Dass es dann doch auch noch anders geht, zeigt der LG Bonn, Beschl. v. 16.04.2014 –  23 Qs 14/14 -, auf den ich hier aus Gründen der „Ausgewogenheit“ hinweisen will. Das LG führt aus:

2. Die Beschwerde ist auch begründet.

a) Zwar ist gemäß § 56f StGB die einem Verurteilten gewährte Strafaussetzung zu widerrufen, wenn dieser während der Bewährungszeit eine Straftat begeht oder anderweitige Bewährungsauflagen missachtet und dadurch die der Strafaussetzung zugrunde liegende gegenteilige Erwartung nicht erfüllt.

b) Nach dieser Maßgabe rechtfertigt jedoch die Verurteilung des Amtsgerichts Siegburg vom 20.11.2013 keinen Widerruf der Strafaussetzung.
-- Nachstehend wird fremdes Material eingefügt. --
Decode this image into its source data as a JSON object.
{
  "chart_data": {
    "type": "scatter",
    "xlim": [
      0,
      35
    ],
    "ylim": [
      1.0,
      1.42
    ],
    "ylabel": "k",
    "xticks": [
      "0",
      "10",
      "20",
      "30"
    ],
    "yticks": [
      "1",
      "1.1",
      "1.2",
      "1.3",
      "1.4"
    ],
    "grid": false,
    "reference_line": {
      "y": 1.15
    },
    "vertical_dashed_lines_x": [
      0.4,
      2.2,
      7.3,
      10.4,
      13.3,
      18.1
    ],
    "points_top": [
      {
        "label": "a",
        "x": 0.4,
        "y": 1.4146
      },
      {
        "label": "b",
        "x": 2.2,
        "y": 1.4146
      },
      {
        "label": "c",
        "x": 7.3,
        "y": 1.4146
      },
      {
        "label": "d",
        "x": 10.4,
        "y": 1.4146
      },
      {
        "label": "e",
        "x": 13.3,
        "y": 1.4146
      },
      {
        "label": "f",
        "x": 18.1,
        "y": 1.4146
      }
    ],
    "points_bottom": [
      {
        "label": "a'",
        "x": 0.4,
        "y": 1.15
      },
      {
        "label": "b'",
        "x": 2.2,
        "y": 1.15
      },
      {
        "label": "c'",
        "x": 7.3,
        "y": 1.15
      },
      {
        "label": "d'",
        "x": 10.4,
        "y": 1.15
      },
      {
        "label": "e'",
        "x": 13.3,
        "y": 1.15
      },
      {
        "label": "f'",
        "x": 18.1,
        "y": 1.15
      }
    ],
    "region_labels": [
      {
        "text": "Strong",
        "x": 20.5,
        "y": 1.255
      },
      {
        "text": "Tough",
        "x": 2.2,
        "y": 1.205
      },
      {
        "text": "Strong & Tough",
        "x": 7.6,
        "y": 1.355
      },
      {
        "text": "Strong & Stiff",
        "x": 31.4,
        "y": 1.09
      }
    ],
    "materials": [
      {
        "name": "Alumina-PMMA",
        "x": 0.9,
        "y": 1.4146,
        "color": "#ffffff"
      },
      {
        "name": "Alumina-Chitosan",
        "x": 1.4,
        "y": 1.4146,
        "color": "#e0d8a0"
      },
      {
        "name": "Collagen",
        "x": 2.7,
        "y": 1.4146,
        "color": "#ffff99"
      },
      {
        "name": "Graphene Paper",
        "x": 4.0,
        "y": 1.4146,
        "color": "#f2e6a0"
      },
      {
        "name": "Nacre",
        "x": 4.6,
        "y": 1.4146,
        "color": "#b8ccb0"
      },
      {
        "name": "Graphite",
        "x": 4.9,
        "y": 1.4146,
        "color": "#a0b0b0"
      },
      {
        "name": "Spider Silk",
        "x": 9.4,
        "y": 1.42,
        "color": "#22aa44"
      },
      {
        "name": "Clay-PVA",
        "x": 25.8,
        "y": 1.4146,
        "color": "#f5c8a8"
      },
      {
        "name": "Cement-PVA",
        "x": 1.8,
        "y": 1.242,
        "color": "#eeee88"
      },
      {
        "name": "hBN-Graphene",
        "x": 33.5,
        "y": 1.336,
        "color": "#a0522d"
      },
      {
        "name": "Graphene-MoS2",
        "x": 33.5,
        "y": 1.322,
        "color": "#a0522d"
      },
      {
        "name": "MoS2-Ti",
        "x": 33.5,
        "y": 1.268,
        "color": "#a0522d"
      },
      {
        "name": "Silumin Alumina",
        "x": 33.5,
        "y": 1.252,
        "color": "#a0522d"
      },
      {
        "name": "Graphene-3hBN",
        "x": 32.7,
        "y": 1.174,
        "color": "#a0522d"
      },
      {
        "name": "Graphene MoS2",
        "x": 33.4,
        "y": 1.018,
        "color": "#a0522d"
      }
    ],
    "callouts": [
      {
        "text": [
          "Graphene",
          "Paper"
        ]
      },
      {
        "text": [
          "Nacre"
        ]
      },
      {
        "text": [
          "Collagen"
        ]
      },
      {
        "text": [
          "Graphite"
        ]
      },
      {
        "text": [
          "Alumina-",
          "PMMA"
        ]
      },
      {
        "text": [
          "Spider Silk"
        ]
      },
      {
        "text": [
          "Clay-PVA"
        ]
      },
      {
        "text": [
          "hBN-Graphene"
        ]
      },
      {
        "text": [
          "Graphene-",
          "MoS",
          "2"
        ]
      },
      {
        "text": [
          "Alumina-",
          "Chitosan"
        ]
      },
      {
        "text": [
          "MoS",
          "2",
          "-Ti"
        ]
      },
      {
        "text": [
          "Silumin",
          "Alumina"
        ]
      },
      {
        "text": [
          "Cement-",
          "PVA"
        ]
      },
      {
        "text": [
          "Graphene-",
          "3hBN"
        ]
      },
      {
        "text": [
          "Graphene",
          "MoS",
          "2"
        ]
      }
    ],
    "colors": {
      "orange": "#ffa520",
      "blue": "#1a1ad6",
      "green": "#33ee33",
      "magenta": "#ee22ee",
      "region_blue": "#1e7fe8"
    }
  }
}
Denn das Amtsgerichts hat dort – unter Berücksichtigung der hiesigen laufenden Bewährung sowie zwei weiterer laufender Bewährungen – eine Geldstrafe von 30 Tagessätzen zu je 5 Euro für den vom Beschwerdeführer begangenen versuchten Diebstahl geringwertiger Sachen für ausreichend erachtet und die Verhängung einer Freiheitsstrafe nicht für unerlässlich gehalten (§ 47 StGB). Bei der hierfür erforderlichen Prognoseentscheidung liegt es wegen der mit der größeren Sach- und Zeitnähe verbundenen besseren Erkenntnismöglichkeit grundsätzlich nahe, sich der (günstigen) Zukunftsprognose des (zuletzt) erkennenden Gerichts anzuschließen (vgl. OLG Köln, Beschl. vom 19.03.1993 – 2 Ws 115-116/93, StV 1993, 429; Fischer StGB, 60. Auflage, § 56f Rn 8b).

c) Dass dem Urteil des Amtsgerichts Siegburg vom 20.11.2013 keine Auseinandersetzung mit den Vorverurteilungen und auch keine Angaben über eine wesentliche Änderung der Lebensführung entnommen werden können, steht dem nicht entgegen. Denn auf eine unzureichende und damit nicht überzeugende Bewertung der dortigen Aussetzungsprognose kann nicht allein deshalb geschlossen werden, wenn – wie hier – lediglich wegen der Abfassung eines abgekürzten Urteils nach § 267 Abs. 4 StPO von einer näheren Begründung abgesehen worden ist (vgl. OLG Köln, Beschl. vom 19.03.1993 – 2 Ws 115-116/93, StV 1993, 429).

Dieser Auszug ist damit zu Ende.